Guides are available, but how families observe these milestones is left to the parents. Suggested milestones are: turning nine (halfway through childhood, focusing on the importance of childhood, play, and imagination), thirteen (beginning the process of becoming a man or woman, celebrating this transition and giving initial invitation to more), sixteen (refining and challenging the boy or girl to reach beyond themselves to continue maturing), and eighteen (crowning the boy or girl as a man or woman, feasting and inviting them into the ranks of adults). A tribe provides support to help mark these occasions meaningfully, without extensive explanation.

8. Integrated Planning and Consistency

Use a flexible planning framework rather than a rigid schedule. Plan events with consideration for seasonal holidays, skills to be taught, and opportunities for faith formation. Rotate responsibilities among families, invite experts as needed, and ensure prayer, discussion, and Scripture remain central. By year two, your tribe will know the routine, and you can begin adding complexity such as field trips, skill delegation, and extended outdoor gatherings.
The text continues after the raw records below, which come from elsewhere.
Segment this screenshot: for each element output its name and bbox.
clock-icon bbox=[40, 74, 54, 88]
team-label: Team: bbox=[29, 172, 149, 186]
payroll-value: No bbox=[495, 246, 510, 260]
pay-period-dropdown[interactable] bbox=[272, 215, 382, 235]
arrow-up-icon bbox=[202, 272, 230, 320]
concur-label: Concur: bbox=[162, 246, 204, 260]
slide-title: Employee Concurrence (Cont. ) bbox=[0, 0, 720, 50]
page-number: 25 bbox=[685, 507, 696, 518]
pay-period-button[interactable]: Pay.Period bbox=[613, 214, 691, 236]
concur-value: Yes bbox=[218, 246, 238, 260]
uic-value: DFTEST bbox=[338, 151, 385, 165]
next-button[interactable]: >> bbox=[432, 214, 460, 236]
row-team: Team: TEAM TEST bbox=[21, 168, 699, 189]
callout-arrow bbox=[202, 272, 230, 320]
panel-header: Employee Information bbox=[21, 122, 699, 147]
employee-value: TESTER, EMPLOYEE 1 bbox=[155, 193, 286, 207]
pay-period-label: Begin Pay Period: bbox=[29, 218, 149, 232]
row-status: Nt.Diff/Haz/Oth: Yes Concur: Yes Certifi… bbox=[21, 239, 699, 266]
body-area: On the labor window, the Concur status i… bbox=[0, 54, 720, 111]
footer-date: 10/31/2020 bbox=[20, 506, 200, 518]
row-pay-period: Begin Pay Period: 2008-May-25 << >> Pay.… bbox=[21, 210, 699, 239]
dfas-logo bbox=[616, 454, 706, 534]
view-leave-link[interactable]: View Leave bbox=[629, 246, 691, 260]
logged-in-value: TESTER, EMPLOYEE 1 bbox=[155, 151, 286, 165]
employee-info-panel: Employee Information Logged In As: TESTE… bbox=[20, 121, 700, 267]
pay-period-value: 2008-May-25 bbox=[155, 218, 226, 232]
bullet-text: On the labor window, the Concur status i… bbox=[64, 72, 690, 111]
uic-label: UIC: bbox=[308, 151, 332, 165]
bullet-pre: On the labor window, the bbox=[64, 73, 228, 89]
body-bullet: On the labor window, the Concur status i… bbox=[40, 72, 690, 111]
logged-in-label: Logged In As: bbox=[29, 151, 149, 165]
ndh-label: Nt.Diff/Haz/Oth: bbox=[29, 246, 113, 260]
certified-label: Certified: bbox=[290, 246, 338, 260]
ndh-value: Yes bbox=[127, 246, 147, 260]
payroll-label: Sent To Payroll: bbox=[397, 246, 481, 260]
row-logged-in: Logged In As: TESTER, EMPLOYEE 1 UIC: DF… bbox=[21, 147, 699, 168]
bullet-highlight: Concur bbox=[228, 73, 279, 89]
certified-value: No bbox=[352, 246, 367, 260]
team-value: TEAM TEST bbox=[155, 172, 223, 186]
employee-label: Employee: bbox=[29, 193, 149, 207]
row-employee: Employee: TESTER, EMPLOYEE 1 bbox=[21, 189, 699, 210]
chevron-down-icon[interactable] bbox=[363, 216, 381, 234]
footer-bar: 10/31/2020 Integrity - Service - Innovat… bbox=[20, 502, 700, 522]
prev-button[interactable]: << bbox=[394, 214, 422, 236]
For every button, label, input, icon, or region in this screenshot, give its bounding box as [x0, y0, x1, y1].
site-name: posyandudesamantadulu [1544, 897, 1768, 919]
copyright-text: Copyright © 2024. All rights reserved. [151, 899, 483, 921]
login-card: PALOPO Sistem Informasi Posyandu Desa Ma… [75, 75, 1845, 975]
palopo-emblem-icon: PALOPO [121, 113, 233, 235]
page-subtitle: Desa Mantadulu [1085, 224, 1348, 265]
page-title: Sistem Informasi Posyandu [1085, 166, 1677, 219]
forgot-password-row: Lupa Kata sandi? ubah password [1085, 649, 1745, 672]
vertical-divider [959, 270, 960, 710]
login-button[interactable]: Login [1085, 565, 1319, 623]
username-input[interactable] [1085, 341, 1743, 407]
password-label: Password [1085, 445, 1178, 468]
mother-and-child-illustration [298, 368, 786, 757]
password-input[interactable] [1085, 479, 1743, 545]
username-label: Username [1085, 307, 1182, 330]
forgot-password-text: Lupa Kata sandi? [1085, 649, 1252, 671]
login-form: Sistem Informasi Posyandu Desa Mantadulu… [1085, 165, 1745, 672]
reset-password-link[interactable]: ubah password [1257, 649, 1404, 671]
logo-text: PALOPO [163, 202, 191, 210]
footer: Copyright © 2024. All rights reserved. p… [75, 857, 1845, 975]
9. Keep the Focus on TogethernessEvery step is designed to keep families learning, growing, and celebrating together. From obstacle races to candlemaking, from prayer to seasonal observances, the shared experience strengthens bonds and builds lasting memories. Focus on family participation over perfection, encourage rotation of responsibilities, and celebrate progress together. When families walk the path side by side, skills, faith, and character flourish naturally.